Ну а дальше? Дальше очень долгое, уже непривычно долгое ожидание багажа, таможенный контроль, но из-за стеклянных барьеров-ширм уже видны машущие тебе руками родные. И очень уже скоро – объятья, поцелуи, радостные возгласы в огромном и каком-то пустом международном аэропорту Шереметьево. И вдруг, после звенящих от напряжения и темпа аэропортов Вашингтона и Бостона, у меня возникает странное впечатление, что я приехал в родную деревню-родину из города, куда ездил «на заработки». Впечатление настолько острое, что кажется, вот-вот запоют петухи.

Оно не исчезает и некоторое время дома, когда я хожу по знакомым обшарпанным улицам с перемонтированными стенами домов, захожу в кажущиеся нелепыми после Америки магазины, где заплывшие жиром, немолодые уже женщины, не торопясь, отрезают и вешают «продукты» напряженно-наэлектризованным и в то же время безропотным очередям.

Правда, в первое время и очереди эти мне были милы. Я захожу в будку телефона-автомата, но мне грустно, что можно поговорить только с Москвой. Я еще не забыл американских автоматов, одинаковых и в Вашингтоне, и в любой, самой глухой деревне этой страны.
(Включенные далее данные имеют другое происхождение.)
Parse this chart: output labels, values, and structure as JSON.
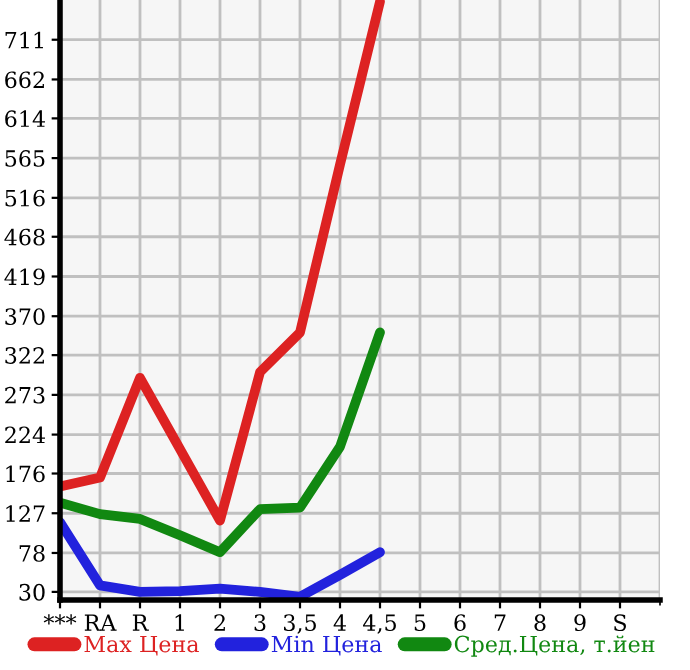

Там в щель автомата принималась медь любого достоинства: и пятачки «никель», и маленькие «даймы» – десятицентовые монеты, и даже «квортеры», то есть «четвертушки» – 25-центовые монеты. Можно набрать цифру «ноль», и через секунду тебе отвечает вежливый, деловой голос девушки-оператора: «Чем я могу вам помочь?» И ты говоришь ей, что хочешь позвонить прямо сейчас во Владивосток или в Токио, и знаешь, что оператор не удивится. Она скажет тебе, какие цифры кода ты должен запомнить, набрать и сколько монеток положить в автомат, и уже через минуту ты будешь говорить с Владивостоком, или Токио, или даже Новой Зеландией. (Туда сейчас проложен подводный кабель.) Если ты не хочешь сам путаться с кодами, она сделает это вместо тебя. Только это будет стоить дороже. А можешь звонить и без денег. Правда, туда, где готовы оплатить твой разговор вместо тебя, в кредит. Оператор спрашивает твое имя, а потом интересуется на том конце провода: «С вами будет говорить мистер Зотиков из городка… штат такой-то, США. Он звонит коллект (то есть возьмете ли вы на себя расходы по переговору)». Ты услышишь далекое «да» и потом голос оператора: «Говорите. Телефон соединен…»

Я не собирался звонить во Владивосток или Токио с уличного автомата Москвы. Но грустно было чувствовать, что такой возможности нет.

То же было и с киосками, где лежали газеты, говорящие не о том, что волновало всех. Странным, непривычным было и обилие милиционеров на улицах. Еще помнилось время, когда они дежурили поодиночке. Сейчас они ходят по двое, и почти в любом месте Москвы можно было найти такую пару. А ведь в Америке увидеть полицейского на обычной улице – большая редкость.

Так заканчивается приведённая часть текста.